A rain of German bombs falling onto London may sound like a scene from the Blitz, but the city was also attacked by Germany during WWI, not by sleek metal-skinned aircraft, but by Zeppelins. Described by Winston Churchill as “enormous bladders of combustible gas,” these ominous lighter-than-air crafts caused 500 deaths in Britain. They also caused chaos on their own people, by denying them of their beloved sausages.
Although there was little evidence that airships were suited to military environments (they weren’t, by the way), there was a great demand for them among the German top brass. The ships could carry far more bombs over a further distance than aircraft, all while mounting defensive machine guns and they were actually quite hard to bring down.
However, unsurprisingly, the airships were still vulnerable to a prepared enemy and proved to be unwieldy, struggling to effectively navigate precisely over targets and lacking accurate bombing techniques.
Even when moored up the airships were thrown around by strong winds, and a few were lost because of poor weather conditions.

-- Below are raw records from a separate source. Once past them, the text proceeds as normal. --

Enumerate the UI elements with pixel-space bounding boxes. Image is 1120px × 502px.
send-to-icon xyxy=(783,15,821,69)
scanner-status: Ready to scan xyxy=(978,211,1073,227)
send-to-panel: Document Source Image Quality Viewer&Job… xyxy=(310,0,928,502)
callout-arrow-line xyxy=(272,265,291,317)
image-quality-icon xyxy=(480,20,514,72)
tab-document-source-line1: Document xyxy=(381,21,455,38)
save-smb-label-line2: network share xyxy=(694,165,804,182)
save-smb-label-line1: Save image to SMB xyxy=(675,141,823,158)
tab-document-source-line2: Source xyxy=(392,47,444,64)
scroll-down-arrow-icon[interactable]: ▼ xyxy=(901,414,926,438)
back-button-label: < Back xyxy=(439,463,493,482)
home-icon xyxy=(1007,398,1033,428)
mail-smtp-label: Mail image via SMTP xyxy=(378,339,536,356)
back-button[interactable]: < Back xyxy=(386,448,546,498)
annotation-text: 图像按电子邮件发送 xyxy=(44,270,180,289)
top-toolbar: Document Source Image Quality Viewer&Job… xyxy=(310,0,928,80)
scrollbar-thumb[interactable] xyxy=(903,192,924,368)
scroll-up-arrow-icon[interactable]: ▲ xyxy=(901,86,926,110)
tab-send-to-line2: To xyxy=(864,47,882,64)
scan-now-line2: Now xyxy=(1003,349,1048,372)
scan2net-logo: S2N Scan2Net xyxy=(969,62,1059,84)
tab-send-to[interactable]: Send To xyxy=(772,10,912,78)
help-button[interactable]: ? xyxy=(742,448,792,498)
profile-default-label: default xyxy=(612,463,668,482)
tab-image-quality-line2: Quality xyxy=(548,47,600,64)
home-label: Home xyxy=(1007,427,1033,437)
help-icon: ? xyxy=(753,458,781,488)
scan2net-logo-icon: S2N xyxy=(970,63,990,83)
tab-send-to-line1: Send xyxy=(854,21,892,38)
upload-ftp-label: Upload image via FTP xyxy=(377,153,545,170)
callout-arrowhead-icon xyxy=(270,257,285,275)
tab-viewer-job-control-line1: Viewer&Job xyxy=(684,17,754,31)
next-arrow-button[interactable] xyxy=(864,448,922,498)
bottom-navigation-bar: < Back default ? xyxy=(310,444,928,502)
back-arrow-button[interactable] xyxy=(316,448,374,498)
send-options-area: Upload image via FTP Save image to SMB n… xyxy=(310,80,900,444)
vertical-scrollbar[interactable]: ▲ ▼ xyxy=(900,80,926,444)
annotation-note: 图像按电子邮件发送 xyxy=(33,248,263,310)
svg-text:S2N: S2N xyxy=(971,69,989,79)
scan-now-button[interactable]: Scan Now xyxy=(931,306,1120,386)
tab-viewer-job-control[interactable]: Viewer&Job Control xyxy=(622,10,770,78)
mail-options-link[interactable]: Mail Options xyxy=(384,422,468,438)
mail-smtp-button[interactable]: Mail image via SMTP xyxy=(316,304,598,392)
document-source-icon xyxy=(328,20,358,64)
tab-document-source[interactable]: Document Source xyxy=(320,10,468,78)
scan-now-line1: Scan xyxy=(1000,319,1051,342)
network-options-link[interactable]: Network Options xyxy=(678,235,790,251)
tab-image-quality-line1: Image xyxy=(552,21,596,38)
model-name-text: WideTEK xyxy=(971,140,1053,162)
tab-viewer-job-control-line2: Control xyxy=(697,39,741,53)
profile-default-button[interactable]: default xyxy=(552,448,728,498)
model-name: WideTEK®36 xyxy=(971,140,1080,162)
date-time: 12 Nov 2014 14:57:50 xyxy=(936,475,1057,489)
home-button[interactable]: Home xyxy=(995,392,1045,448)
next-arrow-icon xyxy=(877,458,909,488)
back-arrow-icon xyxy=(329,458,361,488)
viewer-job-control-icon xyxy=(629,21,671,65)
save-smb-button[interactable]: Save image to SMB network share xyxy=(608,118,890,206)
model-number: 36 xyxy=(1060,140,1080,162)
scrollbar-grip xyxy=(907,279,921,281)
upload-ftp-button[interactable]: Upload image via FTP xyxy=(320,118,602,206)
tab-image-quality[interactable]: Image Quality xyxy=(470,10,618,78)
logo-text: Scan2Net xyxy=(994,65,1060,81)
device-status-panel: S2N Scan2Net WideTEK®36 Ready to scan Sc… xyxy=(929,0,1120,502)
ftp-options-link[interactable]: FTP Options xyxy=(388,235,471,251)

The airships had a powerful psychological effect but proved to be a rather lackluster weapon of war, and their use was eventually abandoned.
These gigantic machines could measure up to 240 meters in length and required immense resources to construct. One of the most important was cow guts. The cow guts were used to make the bags that contained the airship’s gas. The gas is what makes the airships lighter than air.
Because the airships were huge, the number of resources they used was huge too, with each German Zeppelin using around 250,000 cows.
The same material used for the gasbags is also used to make sausages, albeit in a much more precise process. The German authorities were forced to choose between sausages or their airships. As we now know, airships won this logistical tug of war, with the resources once used to make sausages instead being diverted to Zeppelin construction.
An airship could use up to 30 million potential sausages.
During this drive for airship construction, the production of sausages was outlawed in Germany and other occupied territories.
The intestinal skin, also known as goldbeater’s skin, is incredibly resistant to tearing yet very thin and light. It has been used for many different things over the centuries but got its name from its use in the production of gold leaf. The skin is placed between layers of gold during gold beating, a process that can thin out many layers of gold separately.
A 1922 report on balloon fabrics for the US National Advisory Committee for Aeronautics highlights how valuable these guts were.
“The collection of the goldbeater’s skins was very systematic in Germany during the war,” the document reads. “Each butcher was required to deliver the ones from the animals he killed. Agents exercised strict control in Austria, Poland and northern France, where it was forbidden to make sausages.”
The intestines normally used to make sausages were wetted, separated, and had the outer membrane peeled away. It was then washed in an alkaline solution and stretched dry. The resulting material is goldbeater’s skin; exceptionally thing, yet strong.
The Germans experimented with other materials to build the gas bags, like rubber, but they were unable to find a way of sealing the bags enough to stop hydrogen, the lightest element in the universe, from escaping.
However, they realized that if layers of goldbeater’s skin were laid on top of each other when wet, they fuse together as they dry. This creates a material that, according to the 1922 report, “for a weight of 130 to 150 g per sq. m, a tightness permitting the loss of only a few liters of hydrogen per sq. m in 24 hours, under a pressure of 30 mm of water.”
As a result, Germany went without sausages in the name of strategic bombing.